Understanding Qualitative and Quantitative Analysis

In the field of public relations and communications, it is critical to use both quantitative and qualitative thinking. However, the two are often confused. As a result, PR and communications professionals sometimes attempt to assign arbitrary pseudo-measures to qualitative work (a process known as “making numbers up”), or attempt to influence quantitative analysis with qualitative perspectives.

Mixing up either one badly diminishes the credibility of the PR practitioner and diminishes the trust given to us by our stakeholders, executives and clients.

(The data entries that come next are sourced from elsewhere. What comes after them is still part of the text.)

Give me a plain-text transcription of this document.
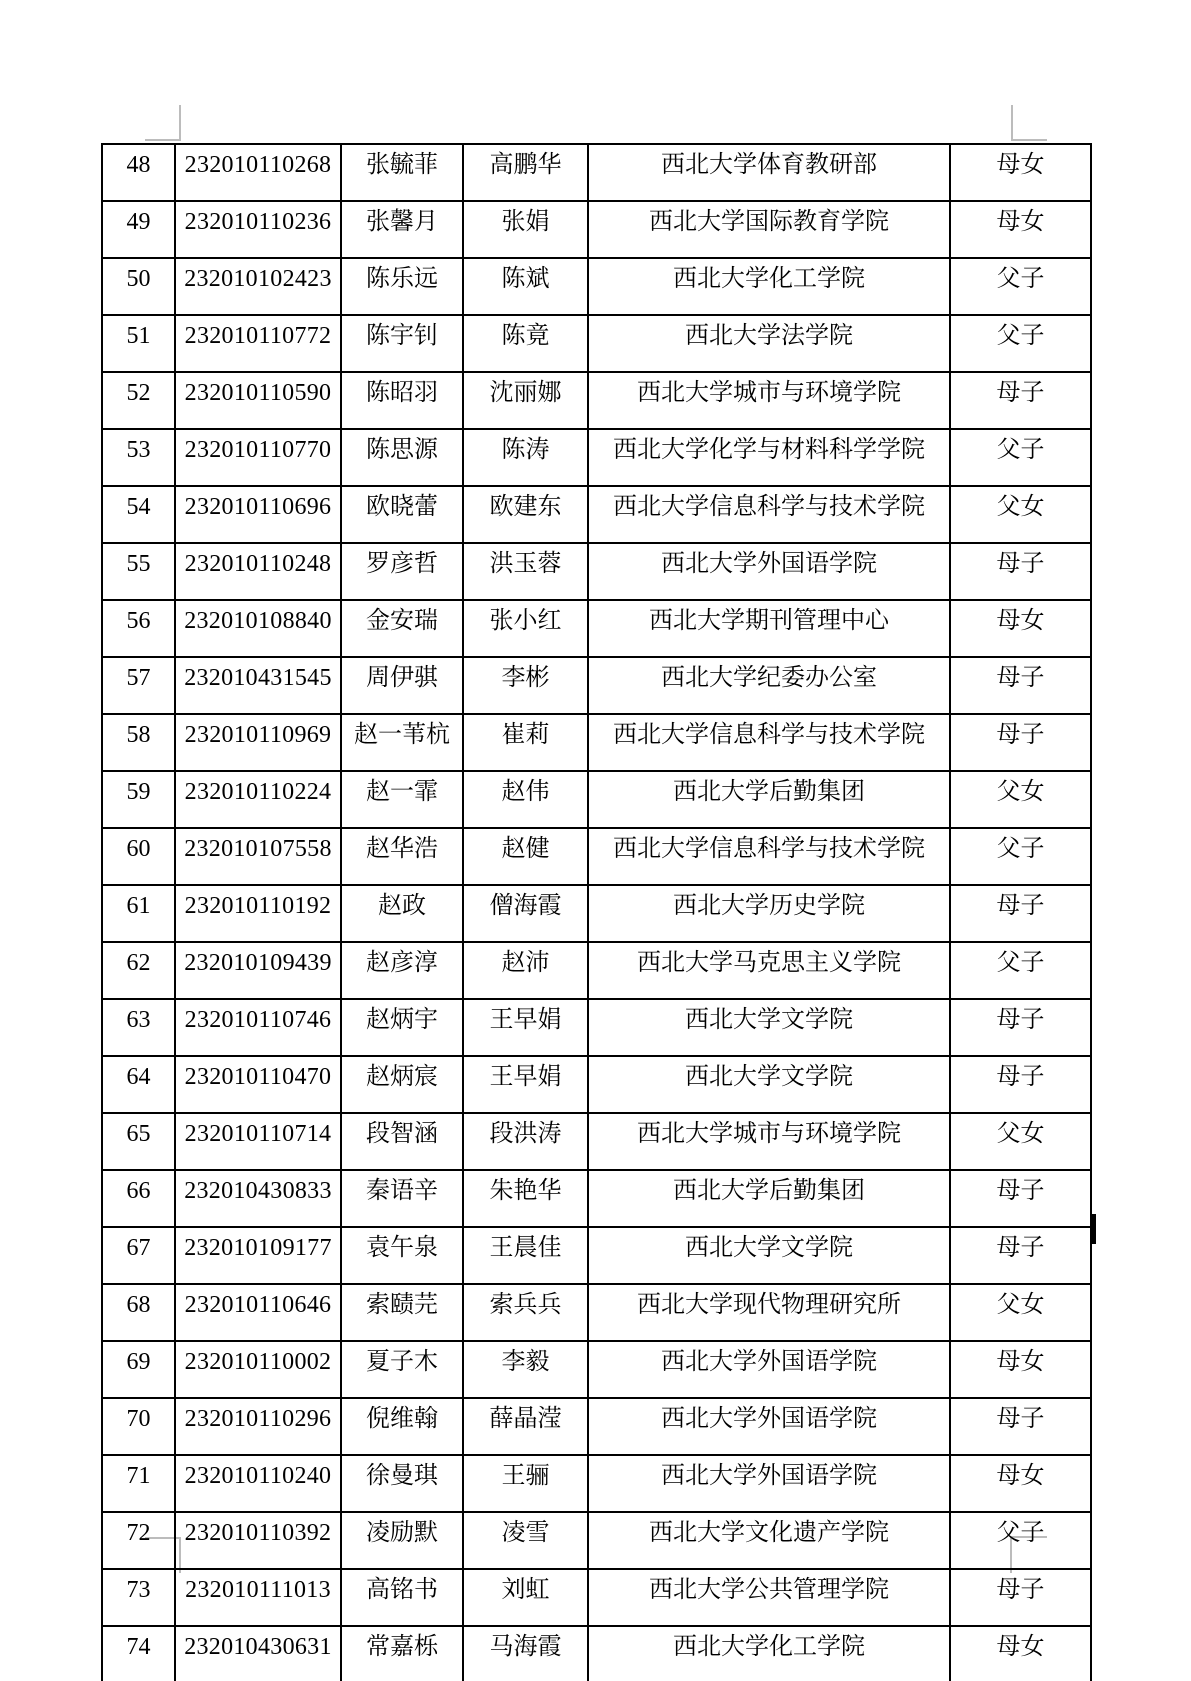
48	232010110268	张毓菲	高鹏华	西北大学体育教研部	母女
49	232010110236	张馨月	张娟	西北大学国际教育学院	母女
50	232010102423	陈乐远	陈斌	西北大学化工学院	父子
51	232010110772	陈宇钊	陈竟	西北大学法学院	父子
52	232010110590	陈昭羽	沈丽娜	西北大学城市与环境学院	母子
53	232010110770	陈思源	陈涛	西北大学化学与材料科学学院	父子
54	232010110696	欧晓蕾	欧建东	西北大学信息科学与技术学院	父女
55	232010110248	罗彦哲	洪玉蓉	西北大学外国语学院	母子
56	232010108840	金安瑞	张小红	西北大学期刊管理中心	母女
57	232010431545	周伊骐	李彬	西北大学纪委办公室	母子
58	232010110969	赵一苇杭	崔莉	西北大学信息科学与技术学院	母子
59	232010110224	赵一霏	赵伟	西北大学后勤集团	父女
60	232010107558	赵华浩	赵健	西北大学信息科学与技术学院	父子
61	232010110192	赵政	僧海霞	西北大学历史学院	母子
62	232010109439	赵彦淳	赵沛	西北大学马克思主义学院	父子
63	232010110746	赵炳宇	王早娟	西北大学文学院	母子
64	232010110470	赵炳宸	王早娟	西北大学文学院	母子
65	232010110714	段智涵	段洪涛	西北大学城市与环境学院	父女
66	232010430833	秦语辛	朱艳华	西北大学后勤集团	母子
67	232010109177	袁午泉	王晨佳	西北大学文学院	母子
68	232010110646	索赜芫	索兵兵	西北大学现代物理研究所	父女
69	232010110002	夏子木	李毅	西北大学外国语学院	母女
70	232010110296	倪维翰	薛晶滢	西北大学外国语学院	母子
71	232010110240	徐曼琪	王骊	西北大学外国语学院	母女
72	232010110392	凌励默	凌雪	西北大学文化遗产学院	父子
73	232010111013	高铭书	刘虹	西北大学公共管理学院	母子
74	232010430631	常嘉栎	马海霞	西北大学化工学院	母女
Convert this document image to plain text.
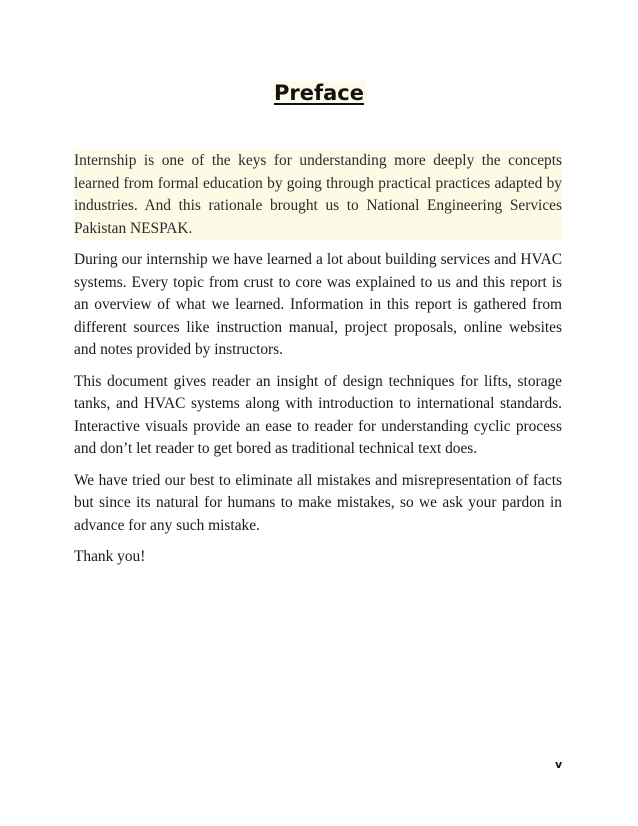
Preface

Internship is one of the keys for understanding more deeply the concepts learned from formal education by going through practical practices adapted by industries. And this rationale brought us to National Engineering Services Pakistan NESPAK.

During our internship we have learned a lot about building services and HVAC systems. Every topic from crust to core was explained to us and this report is an overview of what we learned. Information in this report is gathered from different sources like instruction manual, project proposals, online websites and notes provided by instructors.

This document gives reader an insight of design techniques for lifts, storage tanks, and HVAC systems along with introduction to international standards. Interactive visuals provide an ease to reader for understanding cyclic process and don’t let reader to get bored as traditional technical text does.

We have tried our best to eliminate all mistakes and misrepresentation of facts but since its natural for humans to make mistakes, so we ask your pardon in advance for any such mistake.

Thank you!

v
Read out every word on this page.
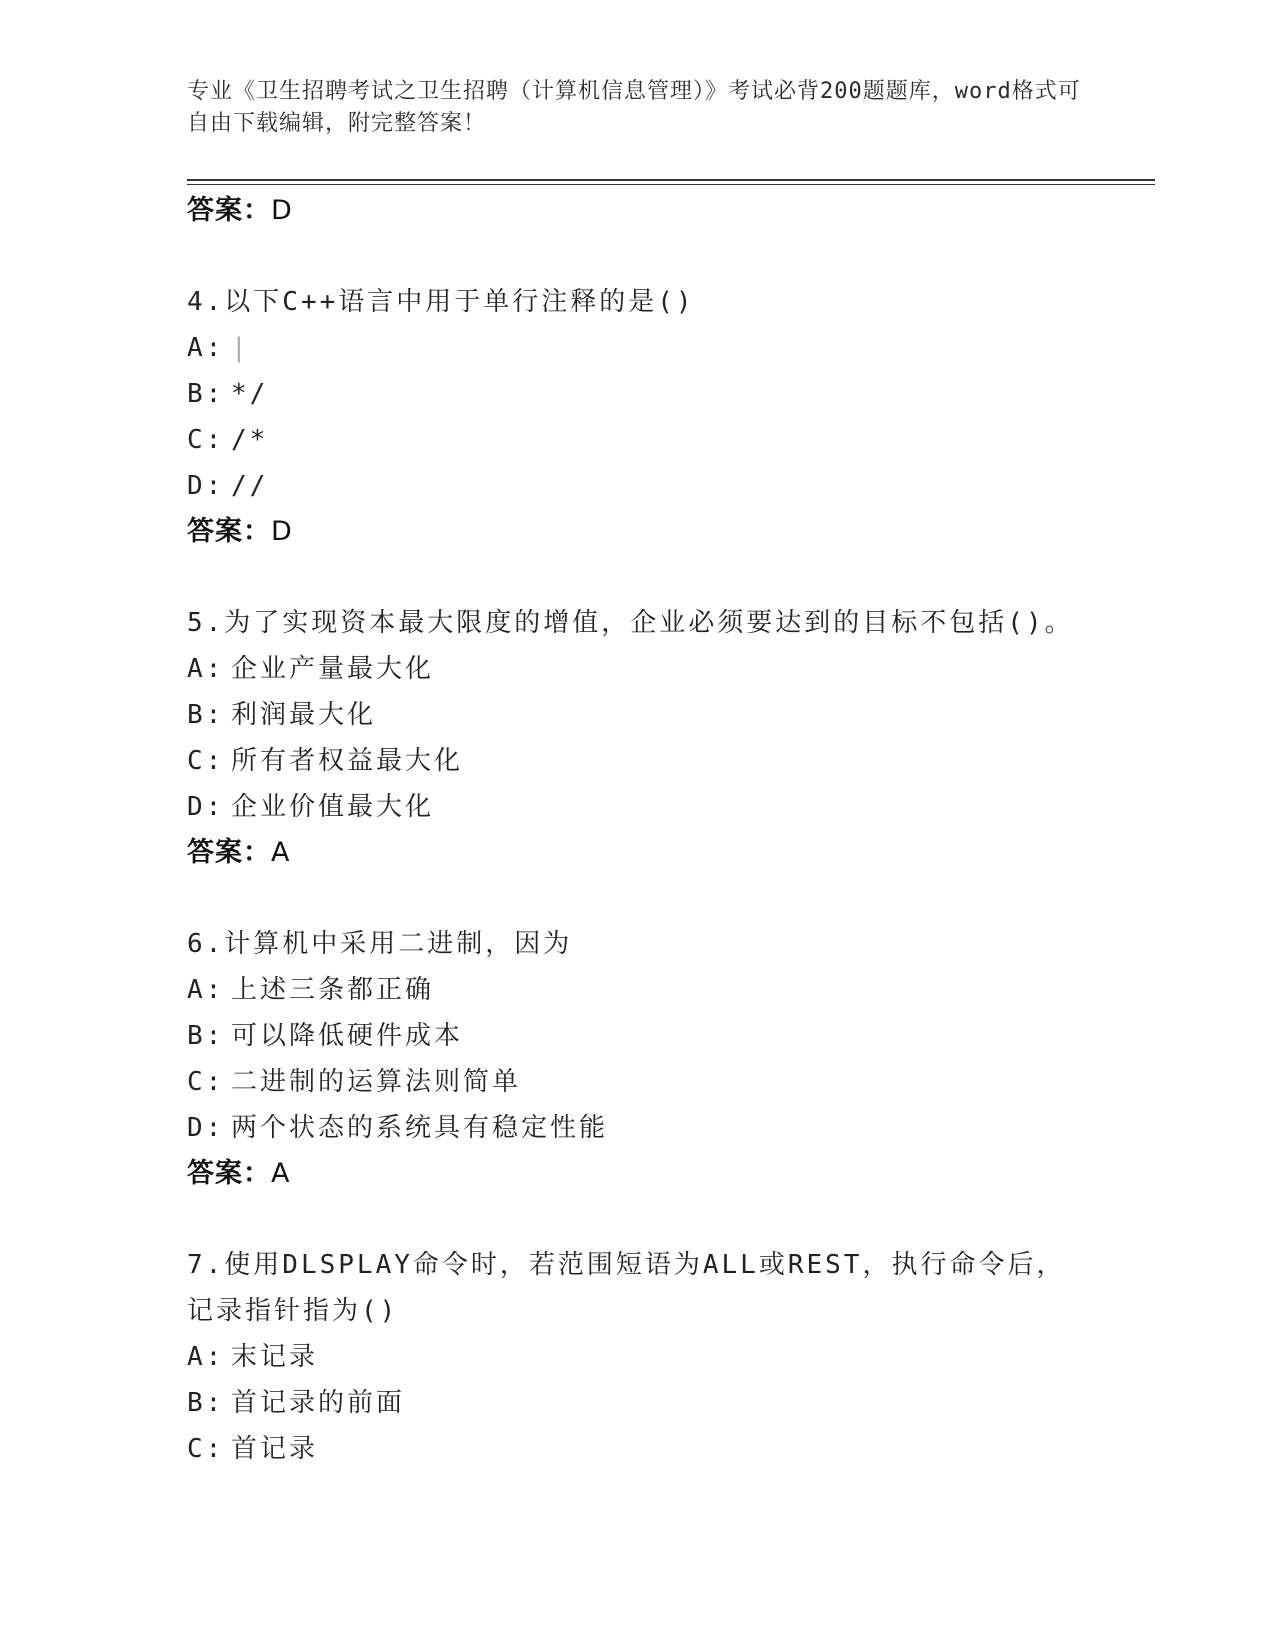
专业《卫生招聘考试之卫生招聘（计算机信息管理）》考试必背200题题库，word格式可自由下载编辑，附完整答案！
答案：D
4.以下C++语言中用于单行注释的是()
A: |
B: */
C: /*
D: //
答案：D
5.为了实现资本最大限度的增值，企业必须要达到的目标不包括()。
A: 企业产量最大化
B: 利润最大化
C: 所有者权益最大化
D: 企业价值最大化
答案：A
6.计算机中采用二进制，因为
A: 上述三条都正确
B: 可以降低硬件成本
C: 二进制的运算法则简单
D: 两个状态的系统具有稳定性能
答案：A
7.使用DLSPLAY命令时，若范围短语为ALL或REST，执行命令后，记录指针指为()
A: 末记录
B: 首记录的前面
C: 首记录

Let’s differentiate between the two.

Qualitative analysis fundamentally means to measure something by its quality rather than quantity. When we do qualitative analysis, we are exploring how we describe something. Very often, we cannot use numbers or numerical expressions to describe those things. When we do qualitative work, we work with descriptions. We work with feelings, thoughts, perceptions. We attempt to understand motivations and behaviors.

Quantitative analysis is the opposite; to measure by quantity rather than quality. When we do quantitative analysis, we are exploring facts, measures, numbers and percentages. When we do quantitative work, we work with numbers, statistics, formulae and data.

Both qualitative and quantitative analysis are vitally important to public relations.

Examples of qualitative analysis

Qualitative analysis focuses on why. Why do people behave in certain ways? Why do they make decisions? Qualitative analysis and research methods often include:

  • Focus groups
  • Open-ended questionnaires and surveys
  • Unstructured interviews
  • Unstructured observations (like reading social media posts)
  • Case studies

Qualitative analysis tends to look very deeply at a few things to understand the why.

Examples of quantitative analysis

Quantitative analysis focuses on what. What happened? How many people bought this product? What percentage of people considered this brand? Quantitative analysis and research methods often include:

  • Closed-ended questionnaires and surveys
  • Large-scale data sets
  • Analytics gathered by machines
  • Random sampling
  • Structured data
  • Tracking software such as CRMs, marketing automation, advertising

Quantitative analysis tends to look very broadly at many things to understand the what.

The right method for the right problem

Qualitative and quantitative analyses work best when blended together, a method appropriately called mixed method analysis.

It begins with qualitative research and analysis to understand the problem broadly, to define what language we should be using.

Suppose we sell coffee. We might start a research process by asking people what they like about coffee in general.

  • Why do they buy the coffee they buy?
  • Is cost most important to them?
  • What kinds of flavors do they like?
  • What’s their favorite way to drink coffee?

Once we know what questions to ask, we switch to quantitative methods to help us understand how many people have answers to our questions and what those answers are. Suppose, in our example, people said that the top reason for why they made the coffee choices they made was because of price. We’d run a survey asking people at what price they believe a good cup of coffee should be.

Once we understand the numbers and math, we switch back to qualitative to ask why. Why did we receive the results we did in the quantitative research? Why did people make the choices they made? We would survey or interview a representative, random sample of our quantitatively-analyzed audience to understand why.

In our example, suppose we found out that a majority of people chose coffee priced at $1 or less. Why? What did the people who answered this have in common – were they in similar professions? Perhaps they shared a common gender, geography, or ethnicity. We’d then look at that group and return to qualitative research to ask more questions of them, about how coffee fits into their personal budgets.

We’d then switch from qualitative to quantitative to gather more data based on our refined understanding of our audience…

… and the cycle repeats until we either have solid, defensible answers to our questions or we run into resource constraints such as time and money.

Conclusion

Understanding the difference between qualitative and quantitative research helps PR practitioners to explain where they are in the research and analysis process.

Understanding why we cannot mingle qualitative and quantitative data all at once, or refer to one form of data in the language and context of another helps us to do our best work and preserve our credibility.

Understanding what to use and when helps us to do our very best work and go beyond simple public relations work to real, credible research that benefits our stakeholders and ourselves.